说完,便掀开被子,径直下了床,唤了真儿、春云来替她梳洗更衣。
李承之自然不好在床上赖着,也赶忙起了。
两个丫头一通忙,将小夫妻两个都收拾停当。然后又叫了早饭进来。
金秀玉对真儿道:“你叫个人到院门口去守着,若是柳姑娘来了,就说免了今儿的请安与侍奉。”

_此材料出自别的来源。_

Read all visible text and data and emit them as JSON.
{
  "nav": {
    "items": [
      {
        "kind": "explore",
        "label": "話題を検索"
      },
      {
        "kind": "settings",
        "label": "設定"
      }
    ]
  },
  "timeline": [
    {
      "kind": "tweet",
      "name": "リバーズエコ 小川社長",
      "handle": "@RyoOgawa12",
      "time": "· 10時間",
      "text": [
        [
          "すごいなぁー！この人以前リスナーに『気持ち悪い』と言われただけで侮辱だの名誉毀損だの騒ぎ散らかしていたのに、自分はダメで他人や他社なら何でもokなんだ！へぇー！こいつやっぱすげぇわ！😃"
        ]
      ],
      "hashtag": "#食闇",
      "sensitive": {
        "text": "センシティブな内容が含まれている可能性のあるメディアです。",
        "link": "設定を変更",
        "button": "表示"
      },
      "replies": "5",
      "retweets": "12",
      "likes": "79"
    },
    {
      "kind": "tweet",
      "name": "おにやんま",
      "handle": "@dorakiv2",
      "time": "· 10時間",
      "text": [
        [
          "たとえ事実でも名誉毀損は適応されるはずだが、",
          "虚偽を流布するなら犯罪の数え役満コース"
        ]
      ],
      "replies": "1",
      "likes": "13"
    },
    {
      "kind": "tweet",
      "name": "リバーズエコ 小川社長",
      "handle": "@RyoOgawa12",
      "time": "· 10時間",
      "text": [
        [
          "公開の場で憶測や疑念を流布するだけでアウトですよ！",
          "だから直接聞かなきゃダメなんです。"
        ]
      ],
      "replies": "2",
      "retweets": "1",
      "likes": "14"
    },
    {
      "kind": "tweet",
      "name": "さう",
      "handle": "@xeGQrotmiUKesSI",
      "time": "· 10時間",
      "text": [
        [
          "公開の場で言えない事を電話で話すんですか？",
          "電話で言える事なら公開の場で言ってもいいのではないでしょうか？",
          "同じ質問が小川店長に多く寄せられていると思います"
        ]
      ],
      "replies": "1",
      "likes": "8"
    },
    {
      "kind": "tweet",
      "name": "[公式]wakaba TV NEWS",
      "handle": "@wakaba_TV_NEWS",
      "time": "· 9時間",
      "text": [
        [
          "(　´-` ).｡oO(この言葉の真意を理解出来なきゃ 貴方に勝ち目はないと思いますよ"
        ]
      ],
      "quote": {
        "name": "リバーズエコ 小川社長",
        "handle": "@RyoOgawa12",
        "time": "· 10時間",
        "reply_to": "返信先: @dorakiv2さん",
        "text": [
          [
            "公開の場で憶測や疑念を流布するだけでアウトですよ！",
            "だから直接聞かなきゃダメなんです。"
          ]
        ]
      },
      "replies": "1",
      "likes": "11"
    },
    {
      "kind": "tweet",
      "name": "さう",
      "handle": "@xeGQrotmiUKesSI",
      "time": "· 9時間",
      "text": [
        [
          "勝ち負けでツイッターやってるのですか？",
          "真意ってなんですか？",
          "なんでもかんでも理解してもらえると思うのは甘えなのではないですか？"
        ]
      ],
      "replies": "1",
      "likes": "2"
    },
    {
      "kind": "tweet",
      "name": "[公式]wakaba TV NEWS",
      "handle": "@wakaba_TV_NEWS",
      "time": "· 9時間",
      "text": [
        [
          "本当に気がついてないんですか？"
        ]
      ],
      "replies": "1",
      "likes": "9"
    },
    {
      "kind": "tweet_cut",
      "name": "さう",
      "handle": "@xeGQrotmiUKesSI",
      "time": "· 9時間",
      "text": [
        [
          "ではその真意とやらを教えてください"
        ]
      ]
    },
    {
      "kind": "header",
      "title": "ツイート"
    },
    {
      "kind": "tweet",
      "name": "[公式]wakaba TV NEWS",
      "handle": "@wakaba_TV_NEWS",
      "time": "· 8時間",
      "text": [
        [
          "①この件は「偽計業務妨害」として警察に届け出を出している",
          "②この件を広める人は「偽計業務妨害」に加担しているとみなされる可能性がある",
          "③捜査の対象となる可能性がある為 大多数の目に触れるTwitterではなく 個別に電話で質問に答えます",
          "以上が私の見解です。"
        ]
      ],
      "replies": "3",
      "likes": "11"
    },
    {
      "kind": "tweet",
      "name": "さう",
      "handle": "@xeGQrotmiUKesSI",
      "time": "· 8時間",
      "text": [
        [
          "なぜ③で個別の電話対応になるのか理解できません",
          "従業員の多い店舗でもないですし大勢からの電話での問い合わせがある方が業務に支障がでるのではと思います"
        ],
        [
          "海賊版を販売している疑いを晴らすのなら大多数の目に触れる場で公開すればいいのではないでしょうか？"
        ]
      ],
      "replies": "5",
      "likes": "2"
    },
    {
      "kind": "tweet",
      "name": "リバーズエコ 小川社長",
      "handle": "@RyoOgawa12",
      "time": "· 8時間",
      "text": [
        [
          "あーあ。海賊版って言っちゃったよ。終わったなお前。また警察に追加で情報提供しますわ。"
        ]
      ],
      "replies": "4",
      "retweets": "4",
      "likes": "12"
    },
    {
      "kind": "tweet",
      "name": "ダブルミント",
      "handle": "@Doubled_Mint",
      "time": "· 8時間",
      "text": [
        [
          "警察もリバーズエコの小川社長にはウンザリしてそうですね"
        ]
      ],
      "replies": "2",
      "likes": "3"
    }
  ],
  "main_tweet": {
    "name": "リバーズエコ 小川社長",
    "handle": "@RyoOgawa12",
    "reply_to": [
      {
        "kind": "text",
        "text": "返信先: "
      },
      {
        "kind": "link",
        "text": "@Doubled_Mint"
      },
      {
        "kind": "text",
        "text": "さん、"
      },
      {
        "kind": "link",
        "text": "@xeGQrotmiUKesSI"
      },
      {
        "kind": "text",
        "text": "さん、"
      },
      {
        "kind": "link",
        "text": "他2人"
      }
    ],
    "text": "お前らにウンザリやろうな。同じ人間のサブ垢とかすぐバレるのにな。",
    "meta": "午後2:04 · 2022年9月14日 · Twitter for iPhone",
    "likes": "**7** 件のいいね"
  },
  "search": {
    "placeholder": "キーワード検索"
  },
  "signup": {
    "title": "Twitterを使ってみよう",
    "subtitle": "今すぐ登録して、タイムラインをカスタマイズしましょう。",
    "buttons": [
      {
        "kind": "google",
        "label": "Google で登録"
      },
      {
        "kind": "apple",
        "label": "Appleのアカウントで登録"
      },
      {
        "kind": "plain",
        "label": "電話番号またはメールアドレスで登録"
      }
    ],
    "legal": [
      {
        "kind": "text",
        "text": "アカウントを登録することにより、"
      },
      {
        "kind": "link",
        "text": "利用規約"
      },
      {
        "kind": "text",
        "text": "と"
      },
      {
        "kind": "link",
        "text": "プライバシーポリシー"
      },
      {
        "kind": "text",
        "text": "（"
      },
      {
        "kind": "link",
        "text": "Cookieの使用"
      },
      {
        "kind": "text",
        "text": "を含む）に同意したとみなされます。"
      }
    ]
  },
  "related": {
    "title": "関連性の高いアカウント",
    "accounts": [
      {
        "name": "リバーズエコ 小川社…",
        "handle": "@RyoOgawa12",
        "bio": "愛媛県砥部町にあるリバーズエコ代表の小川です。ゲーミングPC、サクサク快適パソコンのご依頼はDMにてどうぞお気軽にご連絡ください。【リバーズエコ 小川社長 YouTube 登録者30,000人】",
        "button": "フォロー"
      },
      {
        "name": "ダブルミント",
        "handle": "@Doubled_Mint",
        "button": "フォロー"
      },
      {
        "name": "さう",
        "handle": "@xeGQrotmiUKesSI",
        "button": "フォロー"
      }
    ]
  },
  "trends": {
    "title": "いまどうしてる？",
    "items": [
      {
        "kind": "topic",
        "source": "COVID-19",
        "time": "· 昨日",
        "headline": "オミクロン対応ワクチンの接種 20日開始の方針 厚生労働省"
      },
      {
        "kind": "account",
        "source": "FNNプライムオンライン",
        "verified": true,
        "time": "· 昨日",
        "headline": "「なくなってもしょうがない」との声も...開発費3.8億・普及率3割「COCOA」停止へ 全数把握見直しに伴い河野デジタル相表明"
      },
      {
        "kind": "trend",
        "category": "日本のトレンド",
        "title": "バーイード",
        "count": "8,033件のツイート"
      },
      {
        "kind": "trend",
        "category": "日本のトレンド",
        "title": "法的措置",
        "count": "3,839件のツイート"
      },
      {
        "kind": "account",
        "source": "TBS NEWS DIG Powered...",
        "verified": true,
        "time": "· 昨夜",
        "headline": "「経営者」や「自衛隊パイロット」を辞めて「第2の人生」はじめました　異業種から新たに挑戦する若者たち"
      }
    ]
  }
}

“是。”真儿出了门,正好花儿经过,便吩咐了花儿去办这件事。花儿应了,自管到院门口去找那两个看门的婆子说话。
小夫妻两个坐下用早饭,李承之又问起金秀玉的伤。
金秀玉这才示意真儿和春云,将小丫头们都摒退了,掩了房门。
春云是个急性子,等不得主子发问,便气愤道:“不是奴婢爱嚼主子的舌根,那四房的勋少爷实在不是个东西!”
李承之皱眉道:“怎么,同勋哥儿有关?”
他对李勋这个人实在不喜,虽说四房的上官老太太和铎大奶奶柳氏都几次三番地同他说情,想让李勋也管一些族中的生意。但李勋这个人恶名在外,不学无术,李承之不愿招这么个祸害进来,所以都想方设法婉拒了。今儿一听春云说,妻子金秀玉的伤竟然还跟李勋有关,不由便先皱起眉来。

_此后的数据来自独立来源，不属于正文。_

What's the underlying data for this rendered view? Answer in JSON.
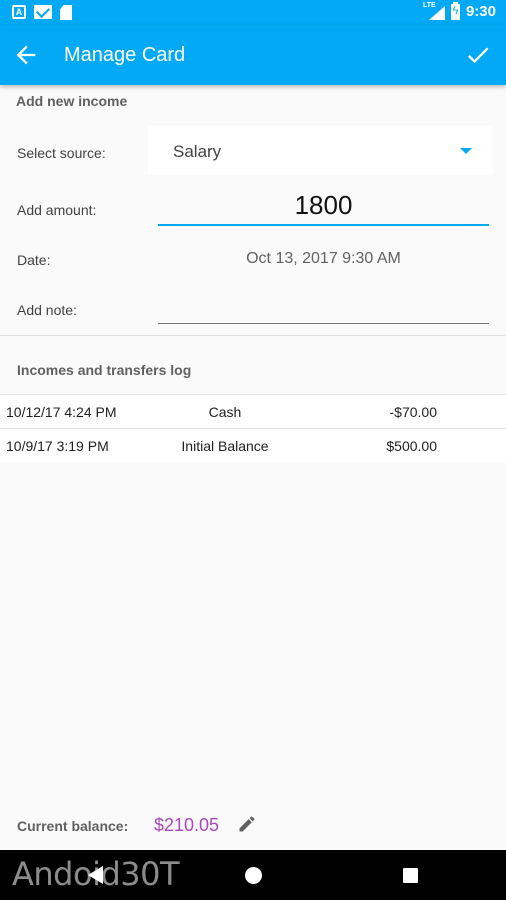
{
  "status_bar": {
    "time": "9:30",
    "network": "LTE",
    "left_icons": [
      "a-box-icon",
      "mail-icon",
      "sd-card-icon"
    ],
    "right_icons": [
      "signal-icon",
      "battery-charging-icon"
    ],
    "color": "#03a9f4"
  },
  "app_bar": {
    "title": "Manage Card",
    "back_icon": "arrow-back-icon",
    "confirm_icon": "check-icon",
    "color": "#03a9f4"
  },
  "income_form": {
    "header": "Add new income",
    "source_label": "Select source:",
    "source_value": "Salary",
    "amount_label": "Add amount:",
    "amount_value": "1800",
    "date_label": "Date:",
    "date_value": "Oct 13, 2017 9:30 AM",
    "note_label": "Add note:",
    "note_value": ""
  },
  "log": {
    "header": "Incomes and transfers log",
    "rows": [
      {
        "date": "10/12/17 4:24 PM",
        "source": "Cash",
        "amount": "-$70.00"
      },
      {
        "date": "10/9/17 3:19 PM",
        "source": "Initial Balance",
        "amount": "$500.00"
      }
    ]
  },
  "balance": {
    "label": "Current balance:",
    "value": "$210.05",
    "value_color": "#ab47bc",
    "edit_icon": "pencil-icon"
  },
  "nav_bar": {
    "icons": [
      "nav-back-icon",
      "nav-home-icon",
      "nav-recents-icon"
    ]
  },
  "watermark": {
    "text": "Andoid30T"
  }
}
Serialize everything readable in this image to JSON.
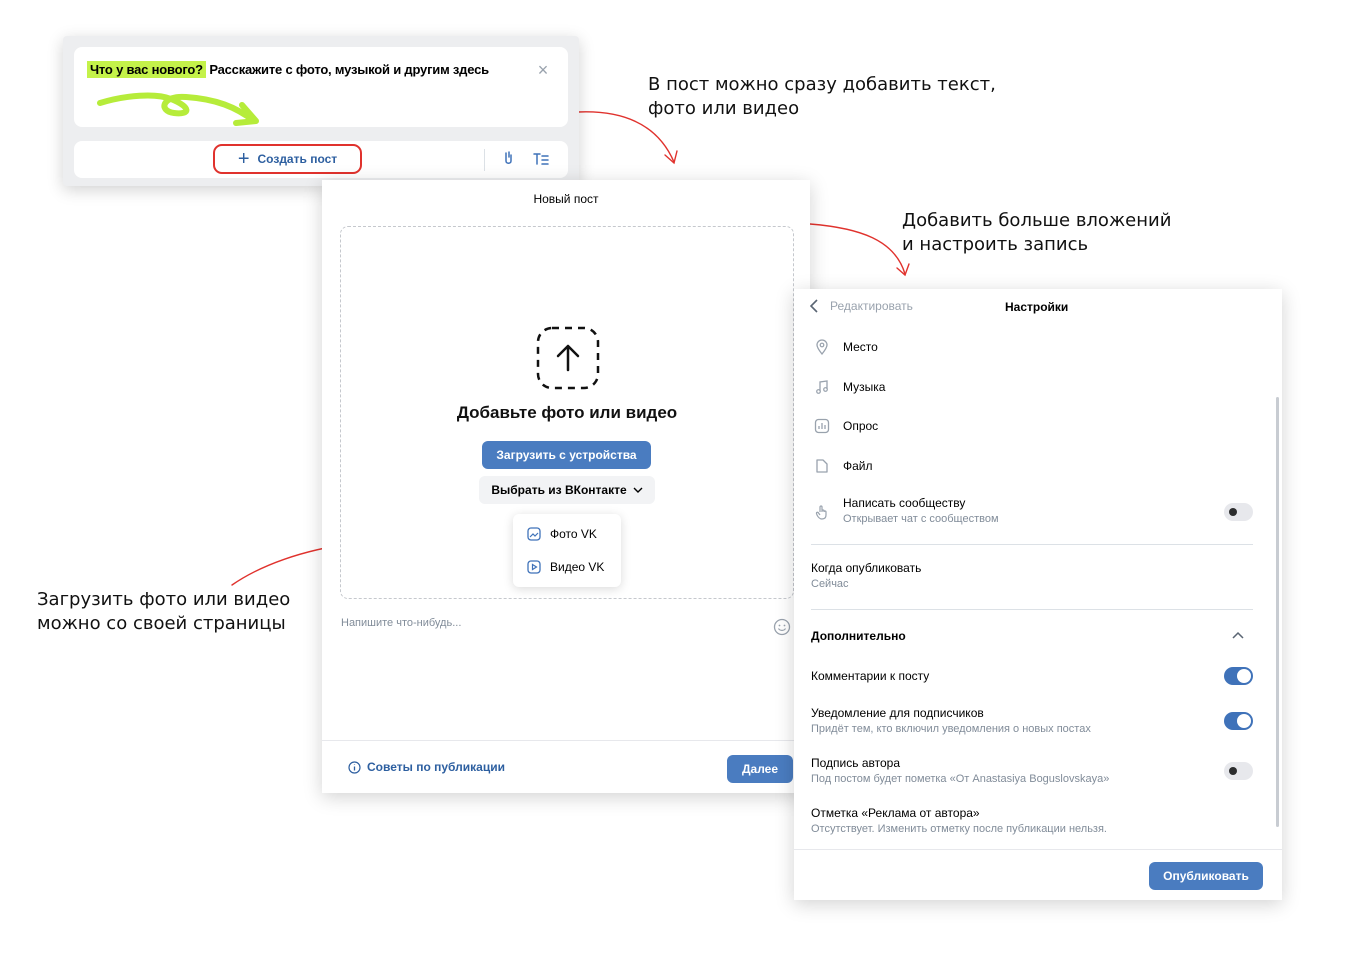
{
  "composer": {
    "prompt_highlight": "Что у вас нового?",
    "prompt_rest": " Расскажите с фото, музыкой и другим здесь",
    "create_post": "Создать пост"
  },
  "annotations": {
    "top_line1": "В пост можно сразу добавить текст,",
    "top_line2": "фото или видео",
    "right_line1": "Добавить больше вложений",
    "right_line2": "и настроить запись",
    "left_line1": "Загрузить фото или видео",
    "left_line2": "можно со своей страницы"
  },
  "dialog": {
    "title": "Новый пост",
    "heading": "Добавьте фото или видео",
    "upload_button": "Загрузить с устройства",
    "choose_button": "Выбрать из ВКонтакте",
    "menu": [
      "Фото VK",
      "Видео VK"
    ],
    "text_placeholder": "Напишите что-нибудь...",
    "tips": "Советы по публикации",
    "next": "Далее"
  },
  "settings": {
    "back": "Редактировать",
    "title": "Настройки",
    "attachments": [
      "Место",
      "Музыка",
      "Опрос",
      "Файл"
    ],
    "write_community": {
      "title": "Написать сообществу",
      "sub": "Открывает чат с сообществом"
    },
    "when_publish": {
      "title": "Когда опубликовать",
      "sub": "Сейчас"
    },
    "additional": "Дополнительно",
    "comments": "Комментарии к посту",
    "notification": {
      "title": "Уведомление для подписчиков",
      "sub": "Придёт тем, кто включил уведомления о новых постах"
    },
    "author_signature": {
      "title": "Подпись автора",
      "sub": "Под постом будет пометка «От Anastasiya Boguslovskaya»"
    },
    "ad_mark": {
      "title": "Отметка «Реклама от автора»",
      "sub": "Отсутствует. Изменить отметку после публикации нельзя."
    },
    "publish": "Опубликовать"
  },
  "colors": {
    "accent": "#4a7cc0",
    "highlight": "#c4f24a",
    "arrow": "#e0322d"
  }
}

春云道:“大少爷,您听奴婢同您细细地说。昨儿我们出了城,上了碧螺山,先是去了大佛寺,后来再去的观音庙。在庙里拜了观音求了签,老太太便叫那主持请去听禅。阿平阿喜两位小主子都是闲不住的,满山乱跑,少奶奶为着周全,将所有的丫鬟小厮都派去跟着,自个儿身边就留了我跟花儿两人。”

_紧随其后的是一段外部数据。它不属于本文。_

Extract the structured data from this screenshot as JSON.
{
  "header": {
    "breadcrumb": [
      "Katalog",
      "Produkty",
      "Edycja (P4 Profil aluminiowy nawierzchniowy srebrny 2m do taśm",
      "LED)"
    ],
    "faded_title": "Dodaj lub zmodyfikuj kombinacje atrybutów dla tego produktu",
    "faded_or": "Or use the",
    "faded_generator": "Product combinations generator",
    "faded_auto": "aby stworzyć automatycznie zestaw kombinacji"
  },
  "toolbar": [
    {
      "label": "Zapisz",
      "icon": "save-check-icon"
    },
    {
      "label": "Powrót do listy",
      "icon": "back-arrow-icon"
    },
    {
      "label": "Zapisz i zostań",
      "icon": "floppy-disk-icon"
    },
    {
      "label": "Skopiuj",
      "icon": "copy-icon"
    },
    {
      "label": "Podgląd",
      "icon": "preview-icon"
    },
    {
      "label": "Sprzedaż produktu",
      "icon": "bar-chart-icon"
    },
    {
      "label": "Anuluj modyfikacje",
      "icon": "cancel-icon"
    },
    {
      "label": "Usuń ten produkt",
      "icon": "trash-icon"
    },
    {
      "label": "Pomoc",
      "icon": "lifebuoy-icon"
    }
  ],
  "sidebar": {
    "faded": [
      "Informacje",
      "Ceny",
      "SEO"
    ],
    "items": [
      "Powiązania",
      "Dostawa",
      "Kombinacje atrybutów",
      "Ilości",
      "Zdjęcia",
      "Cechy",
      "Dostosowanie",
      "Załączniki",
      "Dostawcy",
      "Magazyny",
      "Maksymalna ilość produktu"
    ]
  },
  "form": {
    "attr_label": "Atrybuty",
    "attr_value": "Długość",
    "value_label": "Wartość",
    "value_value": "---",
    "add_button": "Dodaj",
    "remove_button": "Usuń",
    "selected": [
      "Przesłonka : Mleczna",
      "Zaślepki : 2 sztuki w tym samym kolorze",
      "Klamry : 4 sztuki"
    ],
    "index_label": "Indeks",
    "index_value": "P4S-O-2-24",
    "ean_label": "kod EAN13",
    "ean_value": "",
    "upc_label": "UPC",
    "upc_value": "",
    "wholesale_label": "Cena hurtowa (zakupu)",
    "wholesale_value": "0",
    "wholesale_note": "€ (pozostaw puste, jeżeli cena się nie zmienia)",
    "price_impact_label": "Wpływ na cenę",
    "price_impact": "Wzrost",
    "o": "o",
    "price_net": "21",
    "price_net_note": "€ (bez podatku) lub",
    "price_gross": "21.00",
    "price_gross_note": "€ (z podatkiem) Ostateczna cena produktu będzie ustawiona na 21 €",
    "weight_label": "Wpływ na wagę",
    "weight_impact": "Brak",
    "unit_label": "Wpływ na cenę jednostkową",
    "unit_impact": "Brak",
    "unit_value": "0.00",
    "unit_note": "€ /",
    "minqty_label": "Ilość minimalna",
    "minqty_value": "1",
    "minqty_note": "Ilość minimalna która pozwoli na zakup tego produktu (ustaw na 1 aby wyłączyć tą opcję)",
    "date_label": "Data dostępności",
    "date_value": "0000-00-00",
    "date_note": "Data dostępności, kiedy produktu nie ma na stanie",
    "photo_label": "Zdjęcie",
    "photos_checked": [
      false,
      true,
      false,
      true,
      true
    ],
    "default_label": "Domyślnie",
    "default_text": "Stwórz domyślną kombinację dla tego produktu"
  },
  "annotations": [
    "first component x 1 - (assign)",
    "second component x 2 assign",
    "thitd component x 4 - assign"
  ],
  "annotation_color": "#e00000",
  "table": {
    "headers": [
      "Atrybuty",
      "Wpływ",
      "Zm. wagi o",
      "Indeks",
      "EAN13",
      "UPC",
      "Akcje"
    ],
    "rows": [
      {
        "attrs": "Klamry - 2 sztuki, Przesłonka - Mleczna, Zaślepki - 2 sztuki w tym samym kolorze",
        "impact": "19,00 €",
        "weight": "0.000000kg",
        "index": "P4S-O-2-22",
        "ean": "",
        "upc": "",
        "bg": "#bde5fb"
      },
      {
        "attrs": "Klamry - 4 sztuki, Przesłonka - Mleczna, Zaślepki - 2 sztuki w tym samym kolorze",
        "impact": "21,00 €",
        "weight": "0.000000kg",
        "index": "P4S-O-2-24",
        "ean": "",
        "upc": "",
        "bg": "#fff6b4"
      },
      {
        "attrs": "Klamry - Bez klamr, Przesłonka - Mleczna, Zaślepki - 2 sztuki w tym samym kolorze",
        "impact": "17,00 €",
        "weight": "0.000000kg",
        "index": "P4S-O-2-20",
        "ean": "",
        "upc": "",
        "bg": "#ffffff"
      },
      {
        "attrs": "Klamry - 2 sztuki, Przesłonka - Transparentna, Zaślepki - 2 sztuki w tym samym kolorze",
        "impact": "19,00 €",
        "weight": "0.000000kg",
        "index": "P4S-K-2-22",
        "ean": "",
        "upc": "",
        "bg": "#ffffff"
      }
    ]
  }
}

说到这里,她嗔怪地看一眼金秀玉道:“少奶奶往后可不能这样,身边好歹得多留几个人才行。”
金秀玉瞥了她一眼,没说什么。
真儿侧目道:“你说事儿归说事儿,怎么就教训起少奶奶来了。”
春云梗着脖子道:“我哪里是教训了,分明是规劝。”
李承之沉声道:“东拉西扯做什么,说正事儿。”
他目光一凛,春云不由自主地缩了下脖子,乖乖地接着说。
“我同花儿,跟着少奶奶就在庙里头走走看看,走着走着便出了庙,就在那后山一处岩石旁边,碰见了勋少爷。”
李承之又皱眉道:“他去观音庙做什么?”
春云手一拍道:“着哇!大少爷问的正是呢,想那勋少爷是个男人,去大佛寺倒也罢了,去观音庙又是做什么?那观音庙的香客都是为着求子而去,勋少爷自个儿尚未成亲,又没有姐姐妹妹,求的哪门子菩萨!难不成求着观音娘娘给他老娘送个儿,给自己添个小弟弟不成?”
金秀玉和真儿都是扑哧一笑。
李承之虽不待见四房的人,到底是同宗长辈和兄弟,春云这个小丫头,无法无天,竟编排起主子来了,可见平日对她过于宽松了。他一面想着,一面便淡淡说道:“原来春云还擅长剖析人的心思,不如我同县老爷推荐了,让你做个弄名女师爷可好?”
“啊?”春云还没反应过来,怔怔的。
李承之冷笑道:“你这丫头人大心大,把主子都不放在眼里,想必是个有大才的,我们李家这小院子,哪里拘得住 你呢。”
春云这会儿总算是听出他恼了,最是见机快的,扑通一声跪倒,委委屈屈道:“奴婢造次,奴婢知罪了。”